Ein weiterer Helfer ist Zimmermann. „Jeder kann sich hier kreativ einbringen. Das macht super viel Spaß und bringt uns weiter“, sagt Annika. Weiterhin arbeiten auch Einwohner des Dorfes an dem Projekt: „So entsteht ein Austausch zwischen uns und den Einheimischen“, sagt sie. „Es ist schön, weil wir durch die Arbeiter auch viel über die Kultur erfahren. Wir versuchen sogar die Lokalsprache zu lernen.“ Die Gruppe aus Deutschland schläft im Anbau eines Ziegenstalls, „es ist ein bisschen wie im Ski-Lager, denn wir schlafen alle nebeneinander auf Matratzen. Wir sind 24 Stunden am Tag und sieben Tage in der Woche zusammen.“ Versorgt werden alle täglich von einer lokalen Köchin: „Es gibt häufig traditionelle Gerichte mit Reis oder Kartoffeln. Meist sind sie sehr scharf, aber sehr lecker.“ Die Corona-Situation vor Ort sei sehr entspannt:

„Seit wir hier sind, gab es keinen aktuellen Fall im Dorf.
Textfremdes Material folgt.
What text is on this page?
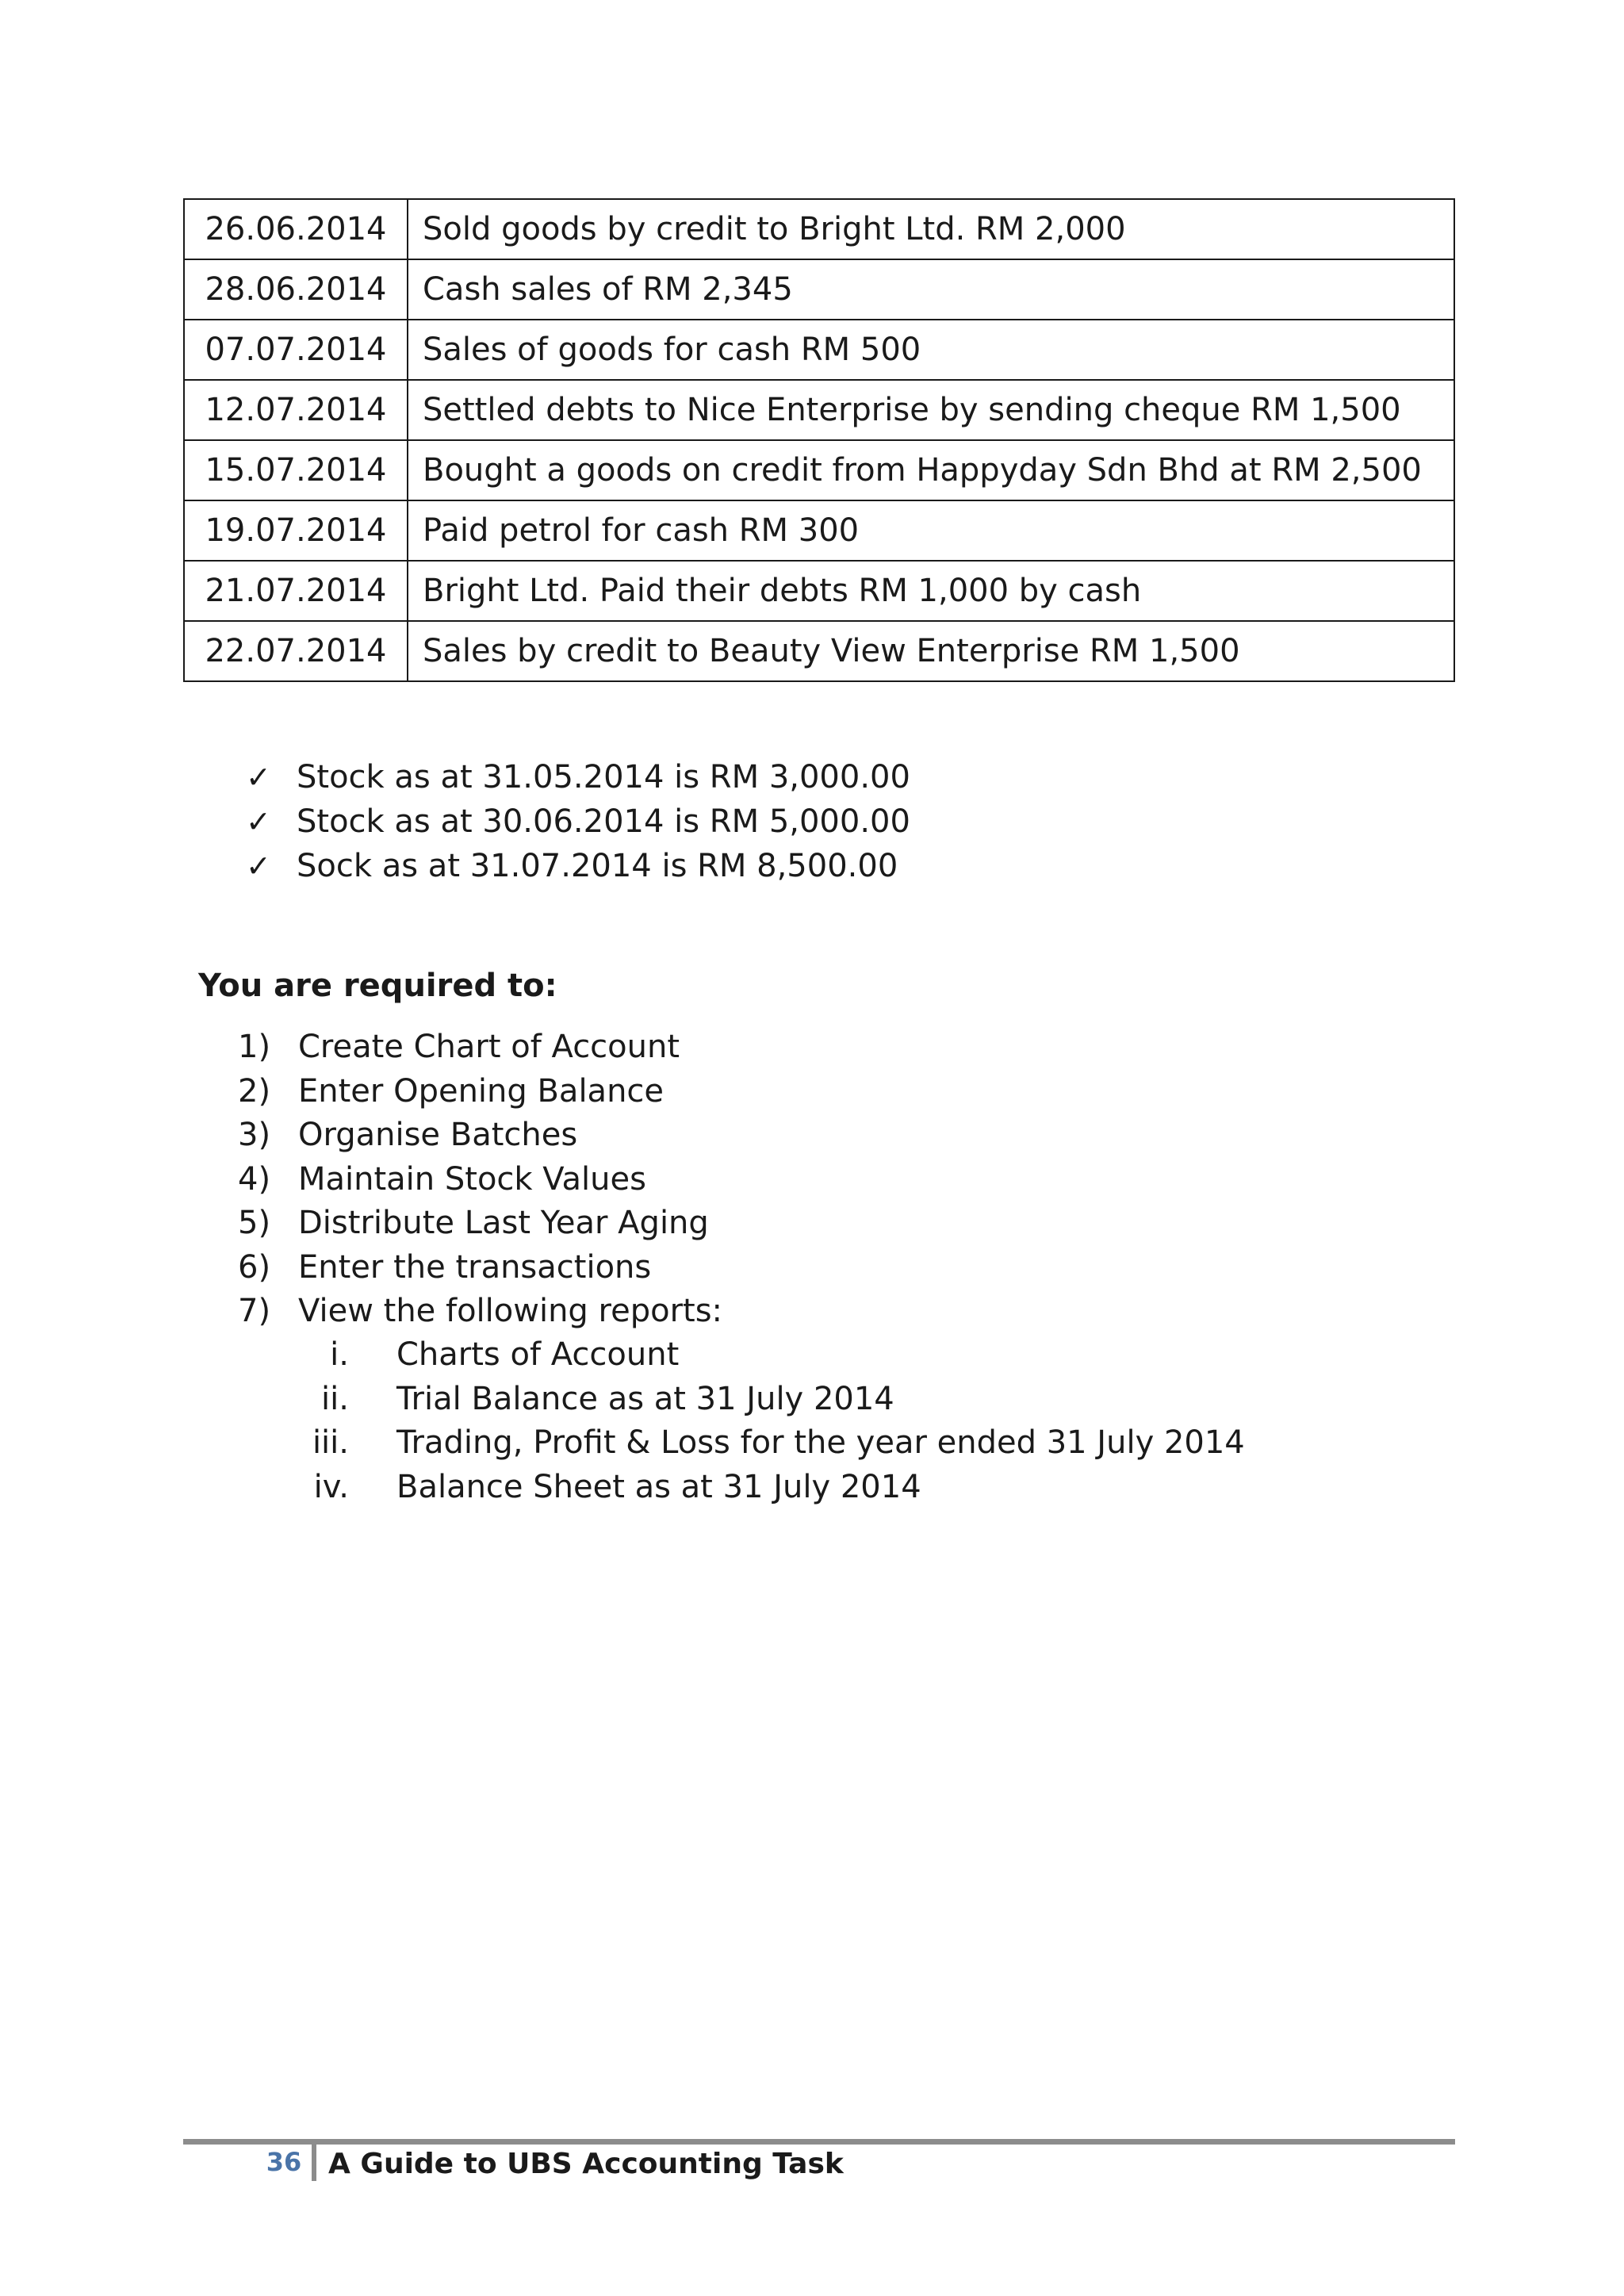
26.06.2014	Sold goods by credit to Bright Ltd. RM 2,000
28.06.2014	Cash sales of RM 2,345
07.07.2014	Sales of goods for cash RM 500
12.07.2014	Settled debts to Nice Enterprise by sending cheque RM 1,500
15.07.2014	Bought a goods on credit from Happyday Sdn Bhd at RM 2,500
19.07.2014	Paid petrol for cash RM 300
21.07.2014	Bright Ltd. Paid their debts RM 1,000 by cash
22.07.2014	Sales by credit to Beauty View Enterprise RM 1,500
✓ Stock as at 31.05.2014 is RM 3,000.00
✓ Stock as at 30.06.2014 is RM 5,000.00
✓ Sock as at 31.07.2014 is RM 8,500.00
You are required to:
1) Create Chart of Account
2) Enter Opening Balance
3) Organise Batches
4) Maintain Stock Values
5) Distribute Last Year Aging
6) Enter the transactions
7) View the following reports:
i. Charts of Account
ii. Trial Balance as at 31 July 2014
iii. Trading, Profit & Loss for the year ended 31 July 2014
iv. Balance Sheet as at 31 July 2014
36 A Guide to UBS Accounting Task
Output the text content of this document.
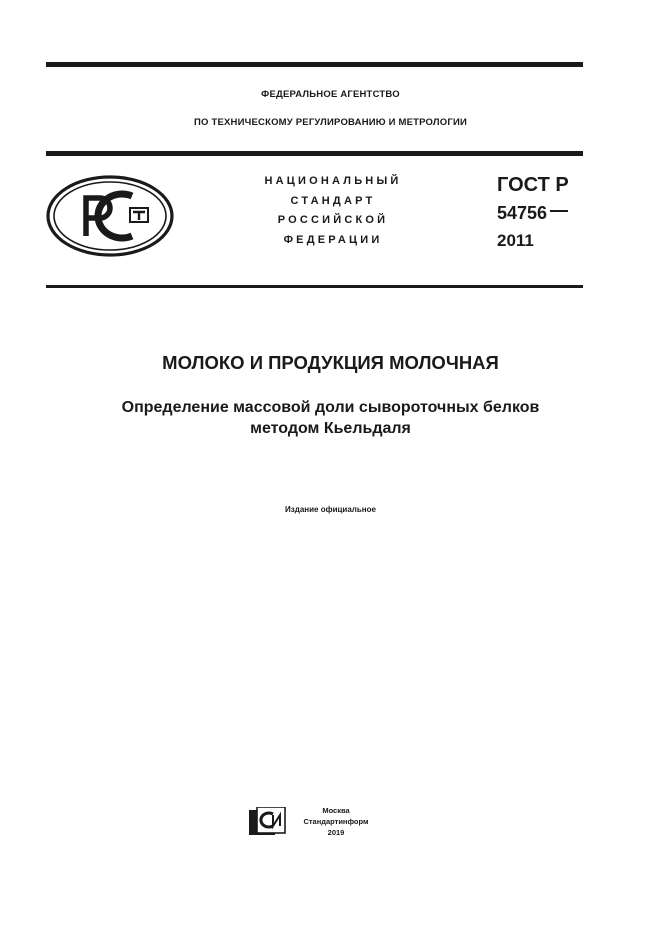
ФЕДЕРАЛЬНОЕ АГЕНТСТВО
ПО ТЕХНИЧЕСКОМУ РЕГУЛИРОВАНИЮ И МЕТРОЛОГИИ
НАЦИОНАЛЬНЫЙ
СТАНДАРТ
РОССИЙСКОЙ
ФЕДЕРАЦИИ
ГОСТ Р
54756
2011
МОЛОКО И ПРОДУКЦИЯ МОЛОЧНАЯ
Определение массовой доли сывороточных белков
методом Кьельдаля
Издание официальное
Москва
Стандартинформ
2019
Auch hier auf unserer Baustelle halten wir uns an die Hygiene- und Abstandsmaßnahmen.“ Alle Mitarbeiter seien geimpft. Viele Familien im Dorf laden die Gruppe auch zum Essen zu sich nach Hause ein: „So lernen wir die Kultur und ihre Traditionen hautnah kennen. Es ist total spannend, weil man hierzulande nicht gemeinsam isst. Zuerst essen die Gäste und dann erst der Rest. Das war am Anfang sehr ungewohnt.“

Fühlt sie sich also aufgehoben? „Ja“, sagt die 23-Jährige, „unsere Tür hat nicht mal ein richtiges Schloss, dennoch fühle ich mich hier sicher. Im Dorf passt jeder auf jeden auf.“ (Celine Kühn)

Die Shemikki Lodge im Bau: Die Helfer errichten die Unterkunft für Reisende, damit die Dorfbevölkerung Einnahmen aus dem Tourismus erzielen kann.